4 thoughts on “Laziness, institutions, and the greater good”

  1. “While this tendency is arguably benign in a well-functioning private market—where somebody will in fact find it in their interests to consider a problem from all angles”

    Your heroic assumption here is amazeballs. That’s right, people are only lazy if they’re working for the government! As soon as they work for a private company (which the lines between are constantly blurring) they’ll be awesome at their job.

    People magically become different people based on which megacorp they get paid by. Yeah.

    Good work chief.


  2. If you read carefully, you will see that i am not claiming that “people are only lazy if they’re working for the government”. There is an argument about the effects of different market structures on moderating the negative consequences of laziness, but not about changes in the underlying tendency to be lazy depending on where you’re working. It is a bit subtle.

    Also, just a tip, chief: if you want people to take you seriously, then in addition to reading carefully before you engage, you might want to work on your tone. This comment comes across as both misinformed and rude.

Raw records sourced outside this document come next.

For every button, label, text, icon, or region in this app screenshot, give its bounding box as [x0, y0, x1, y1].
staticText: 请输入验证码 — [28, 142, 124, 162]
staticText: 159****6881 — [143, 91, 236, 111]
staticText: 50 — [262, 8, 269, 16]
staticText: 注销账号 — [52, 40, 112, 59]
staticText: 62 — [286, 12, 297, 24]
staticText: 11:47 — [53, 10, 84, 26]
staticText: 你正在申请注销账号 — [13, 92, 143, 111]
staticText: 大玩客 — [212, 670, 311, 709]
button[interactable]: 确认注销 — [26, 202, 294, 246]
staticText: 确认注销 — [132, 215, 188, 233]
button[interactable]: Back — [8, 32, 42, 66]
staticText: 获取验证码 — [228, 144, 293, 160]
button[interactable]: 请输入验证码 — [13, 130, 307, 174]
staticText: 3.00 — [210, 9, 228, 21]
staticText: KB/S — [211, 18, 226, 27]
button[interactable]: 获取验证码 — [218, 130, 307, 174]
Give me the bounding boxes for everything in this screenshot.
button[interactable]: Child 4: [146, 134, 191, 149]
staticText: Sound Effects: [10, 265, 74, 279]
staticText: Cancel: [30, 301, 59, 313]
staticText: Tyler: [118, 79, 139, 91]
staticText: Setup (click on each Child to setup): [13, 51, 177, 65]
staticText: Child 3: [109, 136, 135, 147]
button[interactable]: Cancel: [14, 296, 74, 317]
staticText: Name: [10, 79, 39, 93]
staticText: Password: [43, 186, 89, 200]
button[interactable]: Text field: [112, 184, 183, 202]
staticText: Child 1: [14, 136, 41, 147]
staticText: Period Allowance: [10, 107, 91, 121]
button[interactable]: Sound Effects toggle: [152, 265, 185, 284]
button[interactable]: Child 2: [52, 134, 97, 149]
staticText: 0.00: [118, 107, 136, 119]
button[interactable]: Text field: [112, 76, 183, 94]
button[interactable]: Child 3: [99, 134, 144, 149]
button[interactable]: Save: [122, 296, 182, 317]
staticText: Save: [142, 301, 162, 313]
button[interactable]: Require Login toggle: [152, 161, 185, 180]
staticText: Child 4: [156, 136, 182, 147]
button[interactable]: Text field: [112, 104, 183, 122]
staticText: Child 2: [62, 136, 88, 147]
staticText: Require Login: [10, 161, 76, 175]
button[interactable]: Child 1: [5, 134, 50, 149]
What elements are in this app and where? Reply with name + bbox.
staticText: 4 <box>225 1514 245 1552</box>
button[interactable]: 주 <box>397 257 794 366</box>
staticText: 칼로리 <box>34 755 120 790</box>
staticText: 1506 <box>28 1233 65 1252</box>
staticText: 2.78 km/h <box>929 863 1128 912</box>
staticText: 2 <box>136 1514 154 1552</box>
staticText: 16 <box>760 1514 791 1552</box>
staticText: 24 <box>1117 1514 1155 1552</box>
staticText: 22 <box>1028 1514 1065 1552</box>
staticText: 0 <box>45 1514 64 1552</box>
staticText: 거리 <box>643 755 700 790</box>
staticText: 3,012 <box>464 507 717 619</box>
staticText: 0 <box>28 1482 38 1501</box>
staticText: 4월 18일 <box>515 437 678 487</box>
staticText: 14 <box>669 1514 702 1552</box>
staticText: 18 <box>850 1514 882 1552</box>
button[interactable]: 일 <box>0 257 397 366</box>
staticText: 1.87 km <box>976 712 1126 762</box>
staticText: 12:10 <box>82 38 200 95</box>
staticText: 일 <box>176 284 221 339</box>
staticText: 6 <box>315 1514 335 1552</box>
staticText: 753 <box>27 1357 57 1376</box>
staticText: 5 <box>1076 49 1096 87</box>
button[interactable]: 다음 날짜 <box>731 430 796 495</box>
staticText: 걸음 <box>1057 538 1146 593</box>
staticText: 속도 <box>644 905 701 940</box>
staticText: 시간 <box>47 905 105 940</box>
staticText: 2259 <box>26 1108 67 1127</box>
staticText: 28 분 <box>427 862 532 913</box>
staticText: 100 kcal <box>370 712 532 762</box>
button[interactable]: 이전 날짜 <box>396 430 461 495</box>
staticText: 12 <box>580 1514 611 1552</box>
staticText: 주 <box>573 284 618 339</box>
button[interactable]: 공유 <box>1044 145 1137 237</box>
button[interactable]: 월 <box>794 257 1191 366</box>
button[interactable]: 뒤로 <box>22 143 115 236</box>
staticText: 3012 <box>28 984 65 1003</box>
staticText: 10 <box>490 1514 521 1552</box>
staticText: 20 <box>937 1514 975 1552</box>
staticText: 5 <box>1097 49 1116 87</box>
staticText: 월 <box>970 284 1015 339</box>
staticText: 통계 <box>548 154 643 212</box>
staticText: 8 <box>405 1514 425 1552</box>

  3. Great article. At least in the field of higher education, I think that differentiation is making large strides in accommodating individual students. In the past, most students selected a university to attend based mostly on their location and GPA. Today, a much larger group of students look for universities that match their personal learning style and personality. As technology becomes better incorporated, I predict that we will see the cost of higher education decrease. It’s amazing how much competition and product differentiation has accomplished. I’m not sure how such an approach could be realized in medicine though.


    1. Ravi,

      Yes, there has been increasing differentiation amongst higher-education providers, but differentiation along the mode of delivery is also often coupled and correlated with other forms of differentiation. For example, while it may be that some of the world’s top universities are now offering online courses, these courses don’t lead to the award of a degree from the institution itself. Universities that do allow online courses to count towards degrees are typically of a lower academic calibre than those that don’t. Don’t forget that the best and brightest university students can select anywhere they want to go, and will choose based not only on type of instruction but on a host of other factors, including faculty quality, institutional resources, location, and so on. I just don’t see suitability to the different personal learning style of different students to be the main driver of supplier differentiation in higher education.

      The analogous case in medicine is the proliferation of holistic and naturopathic medicine, with a host of suppliers now specializing in these “alternative” treatment approaches. Again, to some extent having these options may help some people who are not “average” in their physiological responses, but at the end of the day people who are sick want the best service that money can buy – which is unlikely to exclude the possibility of allopathic approaches, although it may also include the possibility of naturopathic approaches. So, again, the differentiation isn’t exactly lining up with the needs of the people in the tails of the distribution.